DeBethune DB28 Kind of Blue Tourbillon Meteorite

DeBethune DB28 Kind of Blue Tourbillon Meteorite

The new DeBethune DB28 watch is indeed a stunning kind of blue, and even though the accompanying text doth wax a little lyrical, it is nonetheless a beauty. Succinctly, watchmaker Denis Flageollet took some pieces of meteorite, rich in iron and nickle, obtained from the Santiago del Estero region and carefully worked on them with diamond powder, bare blades and then flamed to obtain what is without a doubt one of the most eye catching creations to come out from the brand since the original DB28 Kind of Blue, which featured blued grade 5 titanium like no other titanium watch before. And here for the first time then, we see a blued meteorite dial. Here DeBethune take up the story:

Five thousand years ago, a meteorite fell to earth in Santiago del Estero, Argentina.  Made from an alloy of iron  and  nickel. But its long voyage didn’t end in the meteor graveyards of Argentina. One day it  landed  in  the  hands  of  an  ingenious  master  watchmaker,  who  decided  to revive  its  hidden  beauty.  Calling on diamond  powder,  steel  blades  and scorching flames, the alchemist used all his tools to breathe life into this sleeping beauty  and  afford  a  glimpse  of  the  distant  land  it  once  called  home.

After a great deal of effort, the artisan succeeded in revealing its remarkable dimensions. Whirlwinds of  colorful  gases  torn  apart by  the  night  engulfed the creator of a galaxy, in an age  when  time  began  and the stars’ hearts first started to beat.  Crafted from  drops  of gold,  he  returned  these  stars one  by  one  to  the  sky  that once    belonged    to  them, wishing to set them in one of his  watches  like  a  jewel  in  a crown.

But which piece should he choose?
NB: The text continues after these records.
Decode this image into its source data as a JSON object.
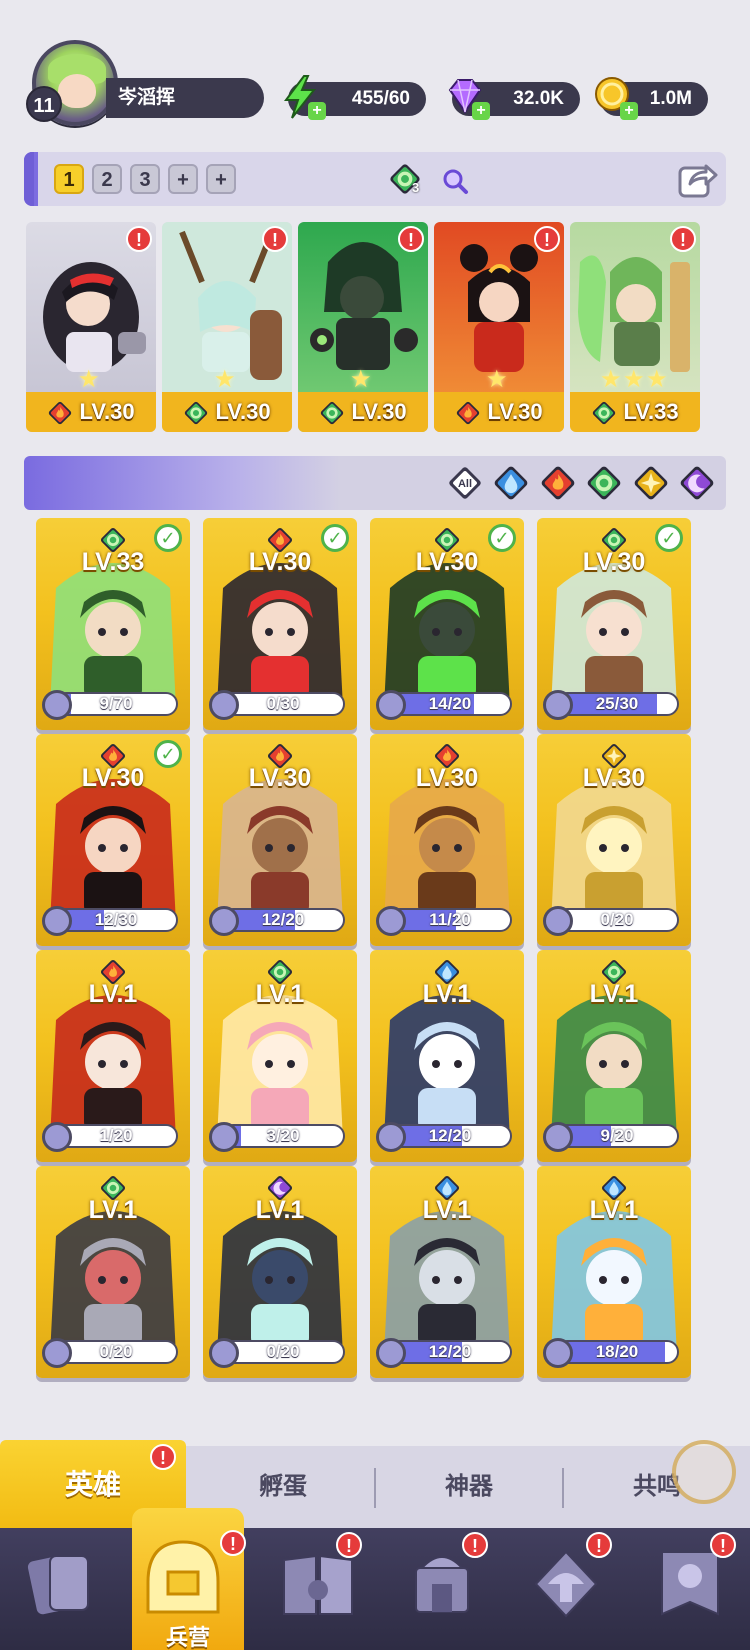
{
  "player": {
    "level": "11",
    "name": "岑滔挥"
  },
  "resources": {
    "energy": "455/60",
    "gems": "32.0K",
    "gold": "1.0M"
  },
  "team": {
    "tabs": [
      "1",
      "2",
      "3",
      "+",
      "+"
    ],
    "active_tab": "1",
    "gem_count": "3"
  },
  "lineup": [
    {
      "element": "fire",
      "level": "LV.30",
      "stars": 1
    },
    {
      "element": "nature",
      "level": "LV.30",
      "stars": 1
    },
    {
      "element": "nature",
      "level": "LV.30",
      "stars": 1
    },
    {
      "element": "fire",
      "level": "LV.30",
      "stars": 1
    },
    {
      "element": "nature",
      "level": "LV.33",
      "stars": 3
    }
  ],
  "filters": [
    "All",
    "water",
    "fire",
    "nature",
    "light",
    "dark"
  ],
  "heroes": [
    {
      "element": "nature",
      "level": "LV.33",
      "progress": "9/70",
      "checked": true
    },
    {
      "element": "fire",
      "level": "LV.30",
      "progress": "0/30",
      "checked": true
    },
    {
      "element": "nature",
      "level": "LV.30",
      "progress": "14/20",
      "checked": true
    },
    {
      "element": "nature",
      "level": "LV.30",
      "progress": "25/30",
      "checked": true
    },
    {
      "element": "fire",
      "level": "LV.30",
      "progress": "12/30",
      "checked": true
    },
    {
      "element": "fire",
      "level": "LV.30",
      "progress": "12/20",
      "checked": false
    },
    {
      "element": "fire",
      "level": "LV.30",
      "progress": "11/20",
      "checked": false
    },
    {
      "element": "light",
      "level": "LV.30",
      "progress": "0/20",
      "checked": false
    },
    {
      "element": "fire",
      "level": "LV.1",
      "progress": "1/20",
      "checked": false
    },
    {
      "element": "nature",
      "level": "LV.1",
      "progress": "3/20",
      "checked": false
    },
    {
      "element": "water",
      "level": "LV.1",
      "progress": "12/20",
      "checked": false
    },
    {
      "element": "nature",
      "level": "LV.1",
      "progress": "9/20",
      "checked": false
    },
    {
      "element": "nature",
      "level": "LV.1",
      "progress": "0/20",
      "checked": false
    },
    {
      "element": "dark",
      "level": "LV.1",
      "progress": "0/20",
      "checked": false
    },
    {
      "element": "water",
      "level": "LV.1",
      "progress": "12/20",
      "checked": false
    },
    {
      "element": "water",
      "level": "LV.1",
      "progress": "18/20",
      "checked": false
    }
  ],
  "subtabs": {
    "hero": "英雄",
    "egg": "孵蛋",
    "artifact": "神器",
    "resonance": "共鸣"
  },
  "bottom_nav": {
    "active_label": "兵营",
    "items": [
      "cards-icon",
      "barracks-icon",
      "book-icon",
      "shrine-icon",
      "mushroom-icon",
      "banner-icon"
    ]
  },
  "badge": "!",
  "colors": {
    "gold": "#f3c11e",
    "purple": "#7a6be0",
    "nav": "#2e2c44",
    "fire": "#e5402f",
    "nature": "#3cb55a",
    "water": "#3a8fe0",
    "light": "#e8b21a",
    "dark": "#8f4ad6"
  }
}
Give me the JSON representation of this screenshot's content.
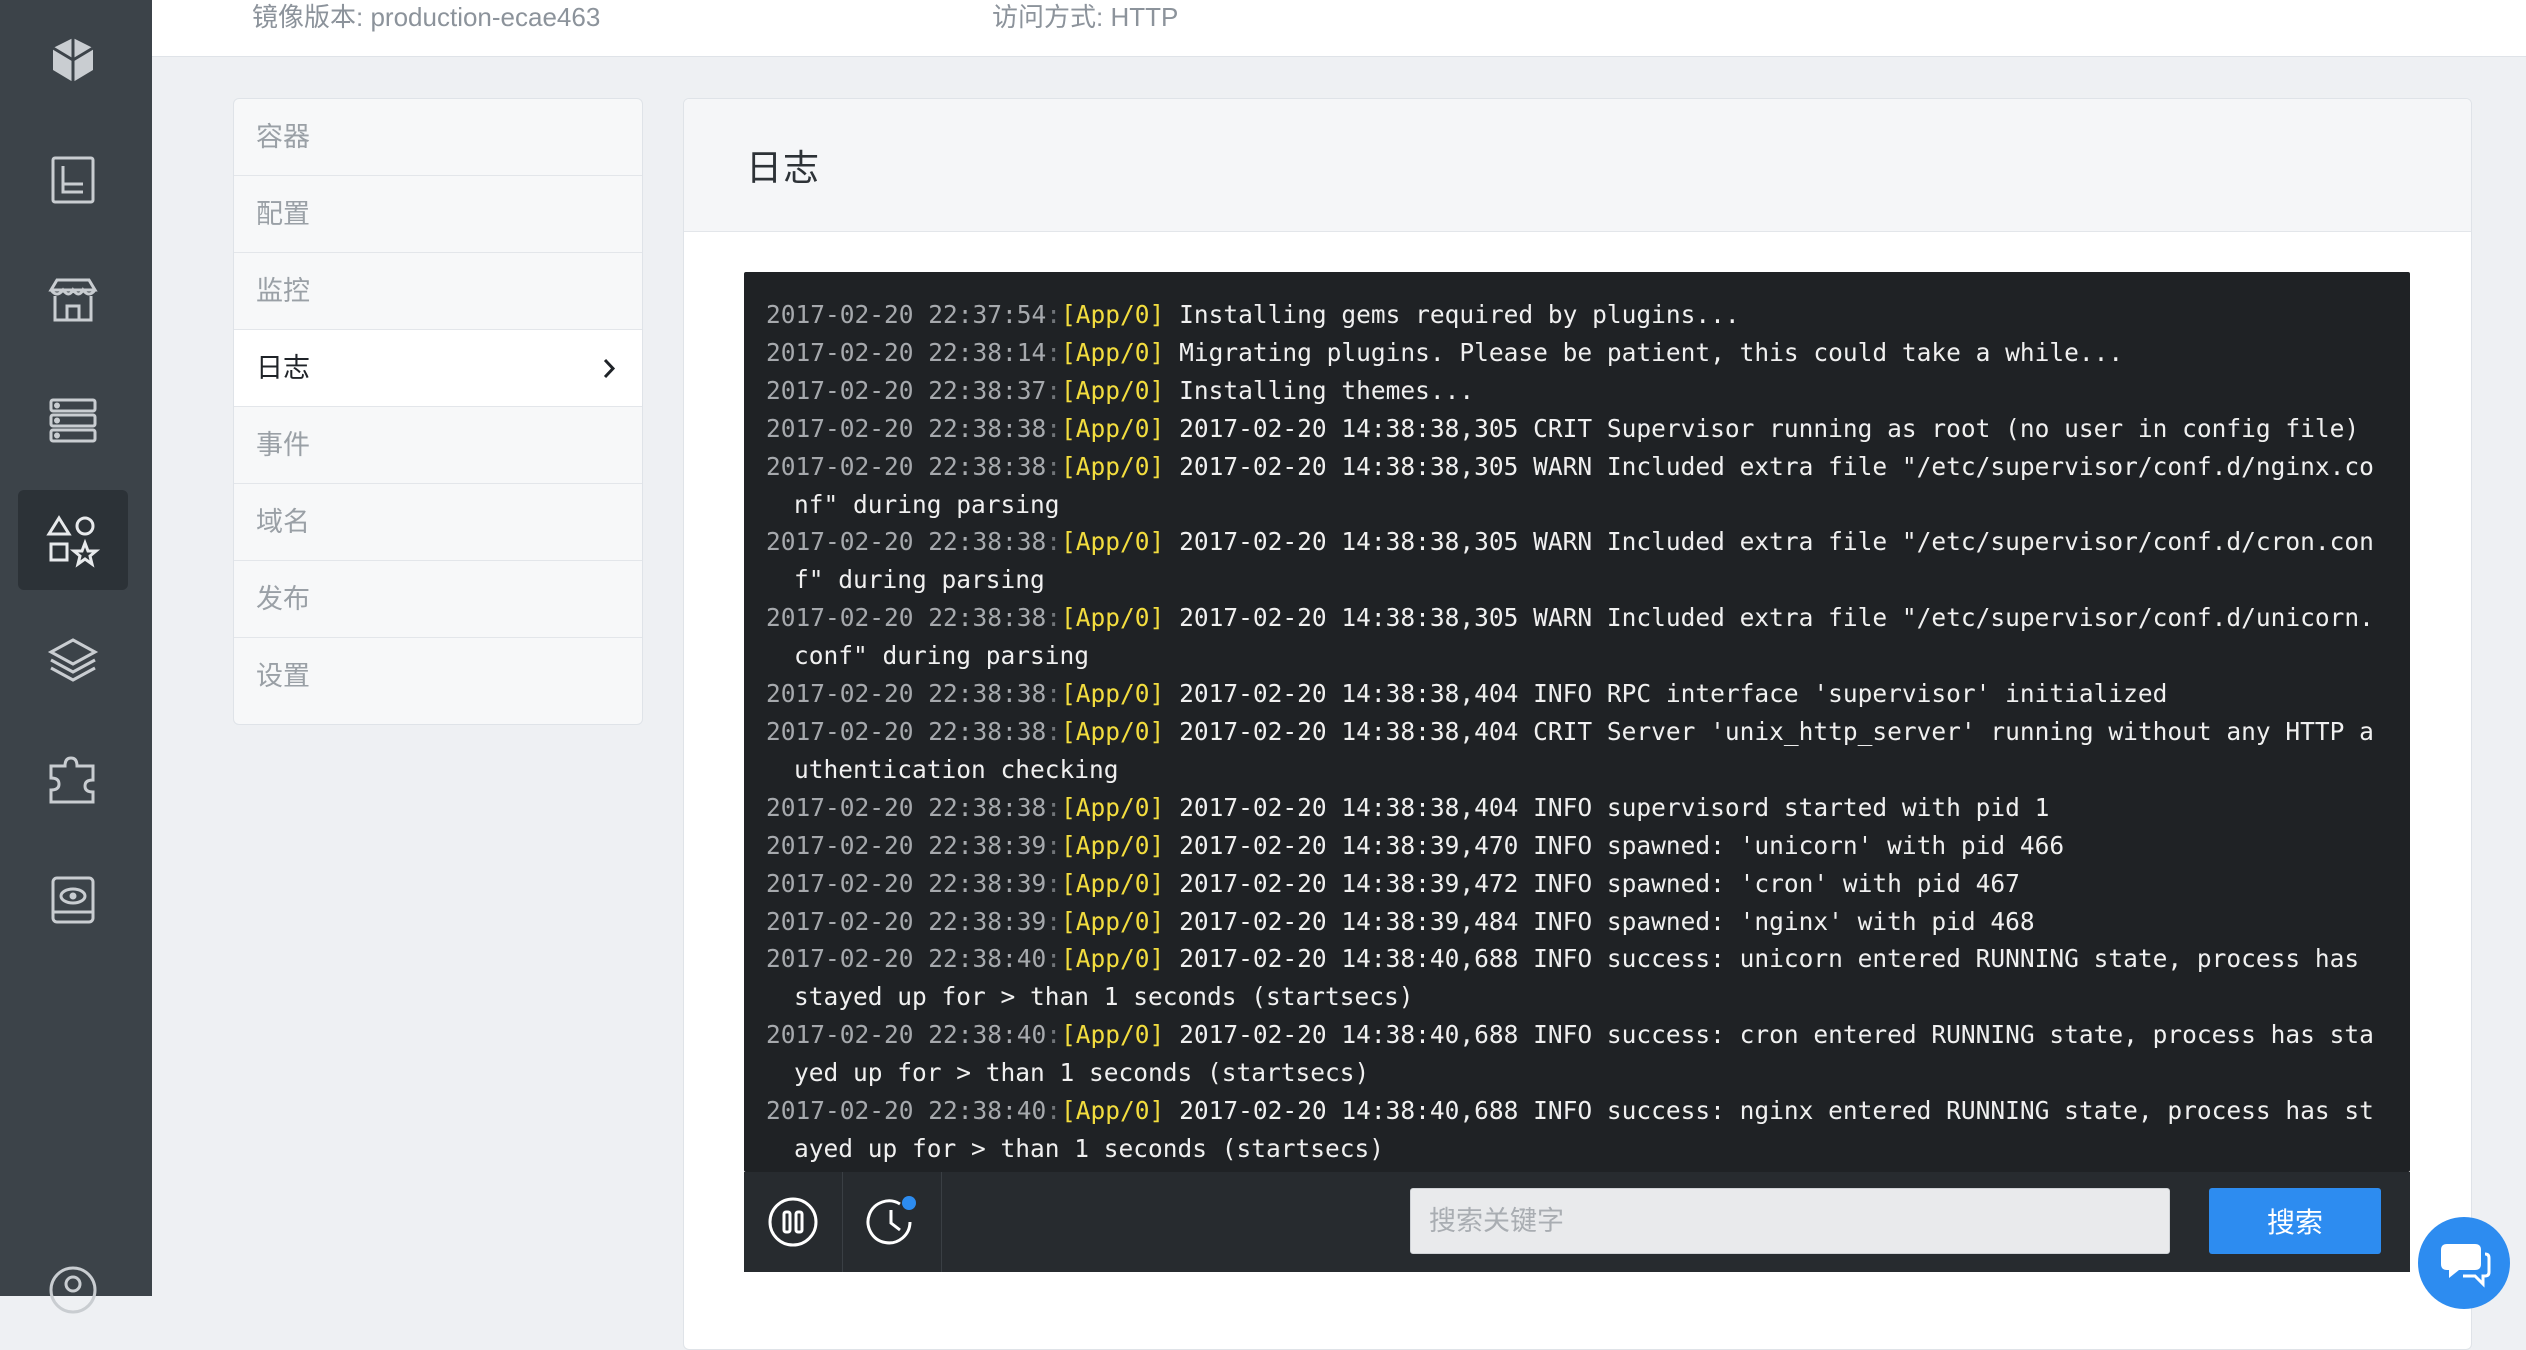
{
  "topbar": {
    "image_version_label": "镜像版本:",
    "image_version_value": "production-ecae463",
    "access_label": "访问方式:",
    "access_value": "HTTP"
  },
  "rail": {
    "icons": [
      "logo-icon",
      "document-icon",
      "store-icon",
      "servers-icon",
      "apps-icon",
      "layers-icon",
      "puzzle-icon",
      "disk-icon",
      "user-icon"
    ],
    "active": "apps-icon"
  },
  "subnav": {
    "items": [
      {
        "label": "容器"
      },
      {
        "label": "配置"
      },
      {
        "label": "监控"
      },
      {
        "label": "日志",
        "active": true
      },
      {
        "label": "事件"
      },
      {
        "label": "域名"
      },
      {
        "label": "发布"
      },
      {
        "label": "设置"
      }
    ]
  },
  "panel": {
    "title": "日志"
  },
  "logs": [
    {
      "ts": "2017-02-20 22:37:54",
      "app": "[App/0]",
      "msg": "Installing gems required by plugins..."
    },
    {
      "ts": "2017-02-20 22:38:14",
      "app": "[App/0]",
      "msg": "Migrating plugins. Please be patient, this could take a while..."
    },
    {
      "ts": "2017-02-20 22:38:37",
      "app": "[App/0]",
      "msg": "Installing themes..."
    },
    {
      "ts": "2017-02-20 22:38:38",
      "app": "[App/0]",
      "msg": "2017-02-20 14:38:38,305 CRIT Supervisor running as root (no user in config file)"
    },
    {
      "ts": "2017-02-20 22:38:38",
      "app": "[App/0]",
      "msg": "2017-02-20 14:38:38,305 WARN Included extra file \"/etc/supervisor/conf.d/nginx.conf\" during parsing"
    },
    {
      "ts": "2017-02-20 22:38:38",
      "app": "[App/0]",
      "msg": "2017-02-20 14:38:38,305 WARN Included extra file \"/etc/supervisor/conf.d/cron.conf\" during parsing"
    },
    {
      "ts": "2017-02-20 22:38:38",
      "app": "[App/0]",
      "msg": "2017-02-20 14:38:38,305 WARN Included extra file \"/etc/supervisor/conf.d/unicorn.conf\" during parsing"
    },
    {
      "ts": "2017-02-20 22:38:38",
      "app": "[App/0]",
      "msg": "2017-02-20 14:38:38,404 INFO RPC interface 'supervisor' initialized"
    },
    {
      "ts": "2017-02-20 22:38:38",
      "app": "[App/0]",
      "msg": "2017-02-20 14:38:38,404 CRIT Server 'unix_http_server' running without any HTTP authentication checking"
    },
    {
      "ts": "2017-02-20 22:38:38",
      "app": "[App/0]",
      "msg": "2017-02-20 14:38:38,404 INFO supervisord started with pid 1"
    },
    {
      "ts": "2017-02-20 22:38:39",
      "app": "[App/0]",
      "msg": "2017-02-20 14:38:39,470 INFO spawned: 'unicorn' with pid 466"
    },
    {
      "ts": "2017-02-20 22:38:39",
      "app": "[App/0]",
      "msg": "2017-02-20 14:38:39,472 INFO spawned: 'cron' with pid 467"
    },
    {
      "ts": "2017-02-20 22:38:39",
      "app": "[App/0]",
      "msg": "2017-02-20 14:38:39,484 INFO spawned: 'nginx' with pid 468"
    },
    {
      "ts": "2017-02-20 22:38:40",
      "app": "[App/0]",
      "msg": "2017-02-20 14:38:40,688 INFO success: unicorn entered RUNNING state, process has stayed up for > than 1 seconds (startsecs)"
    },
    {
      "ts": "2017-02-20 22:38:40",
      "app": "[App/0]",
      "msg": "2017-02-20 14:38:40,688 INFO success: cron entered RUNNING state, process has stayed up for > than 1 seconds (startsecs)"
    },
    {
      "ts": "2017-02-20 22:38:40",
      "app": "[App/0]",
      "msg": "2017-02-20 14:38:40,688 INFO success: nginx entered RUNNING state, process has stayed up for > than 1 seconds (startsecs)"
    }
  ],
  "controls": {
    "pause_icon": "pause-icon",
    "history_icon": "clock-icon",
    "search_placeholder": "搜索关键字",
    "search_button": "搜索"
  },
  "colors": {
    "rail_bg": "#3c4349",
    "terminal_bg": "#1f2225",
    "app_tag": "#f3dd3e",
    "accent": "#2d8cf0"
  }
}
His atelier companion –a steely-eyed aesthete  with  whom  he  had worked  for  over  fifteen years to  create  the  world’s  finest timepieces – whispered  the answer in his ear: a unique piece fashioned from titanium and sporting a shade of blue made as vibrant as his starry jewel through a secret technique. A blue so deep and so full of life, he said, that it would take more than a lifetime of study to fully perceive all its many shades. And so, piece by piece, in the fire of his kiln, the watch color artist covered his timepiece in azure tones.

Lighter than stardust, the twirling tourbillon sets the beat of a stunning two-step waltz. Thirty six thousand times per hour, the toing and froing balance wheel steers two gold hands – the only components allowed to fly so close to the scintillating meteor. Its unerringly regular revolutions seem to mimic the life of the one that once orbited another body, before fate caused it to fall into the hands of the two magicians.

No word on price yet but it’s bound to bring you back to earth with a bump.